Product design is equal parts art, science, and process. It involves an organizational shift from business-centric problem solving to user-centered design. Traditionally, solving a business problem by finding a solution is too linear of an approach and fails to consider the end user's needs. Employing ‘design thinking’ eliminates the guesswork by embedding user motivations into the design process. 

"Design thinking is a human-centered approach to innovation that draws from the designer’s toolkit to integrate the needs of people, the possibilities of technology, and the requirements for business success.” David Kelley & Tim Brown, Founders of IDEO

Design thinking is a popular design philosophy adopted into the product design process where we think of the end-to-end user experience of a digital product, not just the look and feel. Design thinking takes a human-level approach to design. As a designer within an organization, we must ask ourselves who we are designing this product for and, most importantly, why. 

  1. Who are we solving this problem for? 
  2. Is this a problem worth solving, to begin with?
  3. What technologies can we use to help build this product? 
  4. What do we want to achieve with this product? 
  5. How will we define the success of the business with this product?

What are foundational steps in a solutions-based design process needed to create delightful digital products? For starters, each organization, small and large, have a design process variation but typically follows a similar structure. 

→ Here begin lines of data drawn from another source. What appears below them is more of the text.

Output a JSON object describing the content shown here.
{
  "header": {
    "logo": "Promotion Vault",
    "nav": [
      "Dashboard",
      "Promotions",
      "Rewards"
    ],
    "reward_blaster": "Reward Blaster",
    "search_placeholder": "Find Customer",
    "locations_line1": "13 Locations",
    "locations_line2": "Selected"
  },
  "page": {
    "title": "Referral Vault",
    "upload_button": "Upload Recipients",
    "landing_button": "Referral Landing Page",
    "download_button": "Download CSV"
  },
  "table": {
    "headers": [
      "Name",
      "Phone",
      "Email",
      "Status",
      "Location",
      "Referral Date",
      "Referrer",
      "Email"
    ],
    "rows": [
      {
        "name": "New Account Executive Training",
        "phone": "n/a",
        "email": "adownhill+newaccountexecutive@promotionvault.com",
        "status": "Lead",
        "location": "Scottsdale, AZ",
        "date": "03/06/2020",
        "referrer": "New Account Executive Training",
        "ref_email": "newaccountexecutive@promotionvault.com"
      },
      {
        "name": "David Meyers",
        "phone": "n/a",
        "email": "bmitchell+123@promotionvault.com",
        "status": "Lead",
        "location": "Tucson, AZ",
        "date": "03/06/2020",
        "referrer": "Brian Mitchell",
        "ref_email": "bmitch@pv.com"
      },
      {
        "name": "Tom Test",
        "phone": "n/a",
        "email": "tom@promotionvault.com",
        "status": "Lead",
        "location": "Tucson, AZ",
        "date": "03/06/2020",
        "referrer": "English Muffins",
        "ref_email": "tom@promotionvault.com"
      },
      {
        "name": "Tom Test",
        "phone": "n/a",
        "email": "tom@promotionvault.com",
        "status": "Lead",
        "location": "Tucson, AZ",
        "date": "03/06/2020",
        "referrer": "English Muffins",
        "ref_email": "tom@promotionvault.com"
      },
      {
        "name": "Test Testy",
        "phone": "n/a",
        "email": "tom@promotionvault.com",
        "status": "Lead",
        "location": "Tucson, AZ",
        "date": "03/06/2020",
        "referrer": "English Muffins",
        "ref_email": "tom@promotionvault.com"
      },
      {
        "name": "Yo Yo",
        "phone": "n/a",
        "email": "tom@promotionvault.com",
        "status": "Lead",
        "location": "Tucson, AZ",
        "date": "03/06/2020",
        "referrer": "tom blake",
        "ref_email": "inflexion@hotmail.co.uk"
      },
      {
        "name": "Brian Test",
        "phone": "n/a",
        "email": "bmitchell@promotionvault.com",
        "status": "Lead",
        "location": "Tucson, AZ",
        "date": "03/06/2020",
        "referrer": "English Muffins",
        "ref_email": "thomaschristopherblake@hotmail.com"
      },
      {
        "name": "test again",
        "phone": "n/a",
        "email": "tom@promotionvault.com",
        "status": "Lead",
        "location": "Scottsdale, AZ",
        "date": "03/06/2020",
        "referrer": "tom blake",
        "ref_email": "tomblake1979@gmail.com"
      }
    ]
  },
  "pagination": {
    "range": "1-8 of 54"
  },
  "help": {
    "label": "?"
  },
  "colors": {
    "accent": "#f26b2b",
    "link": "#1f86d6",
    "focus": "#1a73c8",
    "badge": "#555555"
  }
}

1. User Empathy: Learning about the motivations behind your targeted audience. Learn as much about their intentions, behaviors, and interests as it guides your product assumptions. 

2. Product Definition: Creating a hypothesis and point of view around the insights collected from users, paired with your data-backed perspective. 

3. Ideation: Creating not only one but multiple solutions. Often this stage is an interactive phase across multi-disciplinary teams to create low fidelity and highly interactive solutions. 

4. Interactive Prototypes: Taking a step further, creating functioning prototypes, and testing with end users. It’s important because your testing product assumptions by having users interact with your product while providing vital feedback. This product feedback loop is critical for shipping software people want to use. 

5. Iterate & Test: Collect feedback, iterate on your product, and continue to refine until you have a solid product that can be shipped. Design is often an iterative process because it involves user feedback.

But what about polished design? Aesthetics are just as crucial because they delight and ‘wow’ users interacting with beautiful software, but that’s often the result of a meticulously thought out process to plan, ideate, design, and ship. It’s the result of design thinking. 

Digital product design allows organizations to create products and software customers want to use. It’s a meticulously crafted design process that will enable agencies to collaborate with clients and deliver stellar work. Organizations must continue to invest in great product design to stay ahead in an increasingly competitive landscape.